Ce discours, délivré devant un parterre de représentants occidentaux – dont certains ont sans doute compris son propos et l’ont défendu devant leurs gouvernements – est resté au final inaudible dans les capitales occidentales. Il ne venait pas d’un ami, de quelqu’un dont on pouvait entendre la voix, comprendre intimément les raisons, et, tout en tenant compte de ses défaillances, savoir assez comment les nuancer pour agir efficacement en sa faveur. Cela peut se faire à l’endroit d’un ami véritable : l’Ukraine. Mais le Mali ?

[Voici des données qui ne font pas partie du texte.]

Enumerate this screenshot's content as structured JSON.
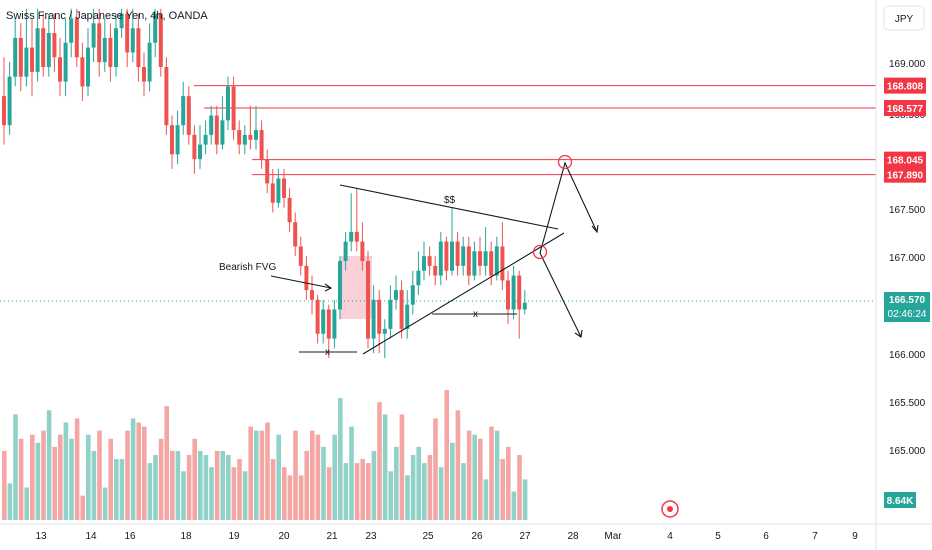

C’est bien sûr tant mieux pour l’Ukraine : elle mérite d’être aidée, et elle l’est parce qu’au-delà du calcul des intérêts qui sont invoqués pour justifier cette aide, elle est « reconnue » par l’Occident, contrairement par exemple à la Tchétchénie que Vladimir Poutine a soumis au même traitement infâme et avec laquelle il est parvenu finalement à ses fins après une débauche de violence inouïe sans que l’Occident lève le petit doigt ou face la moindre protestation véritable et effective. Le Mali, le Sahel, l’Afrique sont comme la Tchétchénie à cet égard. Même lorsqu’ils apparaissent comme des sites d’intérêt stratégique – comme l’est le Sahel – l’aide qui leur est apportée est généralement rachitique et répond non pas à leurs demandes précises et circonstanciées, mais à l’idée que se fait l’Occident de ce dont ils ont besoin : surtout sachant que « plus on leur donne, plus ils réclament ». L’Ukraine, bien sûr, n’obtient pas tout ce qu’elle demande. Mais ce n’est pas parce que ses demandes paraissent inacceptables ou inaudibles : c’est parce que toute acceptation doit être calculée à l’aune de la réaction russe – et aussi parce que, en bon négociateur, le président ukrainien demande en excès de ce qu’il sait pouvoir obtenir, pour l’obtenir dans des meilleurs délais et conditions. Les présidents africains ne peuvent compter sur une telle relation – ils n’ont par exemple jamais obtenu un appui financier réel au G5 Sahel, qui est demeuré une coquille vide bien avant que le Mali ne tire sa révérence.
Il est bien entendu que lorsque je dis « l’Occident ne nous aime pas (i.e., n’est pas notre ami) », je parle en général et au plan des catégories mentales qui servent de pensée aux bureaucraties et aux institutions. Lors de cette rencontre, j’ai pris mon déjeuner avec le monsieur qui avait demandé ma participation. Il comprenait parfaitement ce que je pouvais ressentir, et en étais manifestement frustré. Il se désola de ce qu’il voyait comme un solipsisme occidental et me recommanda chaleureusement la lecture d’une nouvelle théorie des relations internationales présentée par un philosophe chinois, et qui lui semblait faire écho à des choses que j’avais dites – il s’agit de ceci, qui vaut en effet le détour. Je me dis qu’il devait être bien seul, et que, pour l’amitié de lui, je ne refuserai pas de prendre part à ce type de rencontres à l’avenir, bien qu’il s’agisse d’ordalies pour moi, s’il en est l’hôte.
Et bien que je trouve impardonnable l’attitude des Africains pro-russe ou pro-Poutine, je peux du moins comprendre le côté pied de nez à l’Occident, même s’il semble parfois par trop verser dans ce que Memmi appelle « le racisme du colonisé » (Memmi, soit dit en passant, qui dans sa « mise à jour » de ses thèses, publiée en 2004 sous le titre Portrait du décolonisé arabo-musulmans et de quelques autres, est malheureusement passé « de l’autre côté du miroir »).
Les Français disent, « qui m’aime me suive », mais ici, l’axiome est plutôt : « je te suis si tu m’aimes ». Et tu ne m’aimes pas.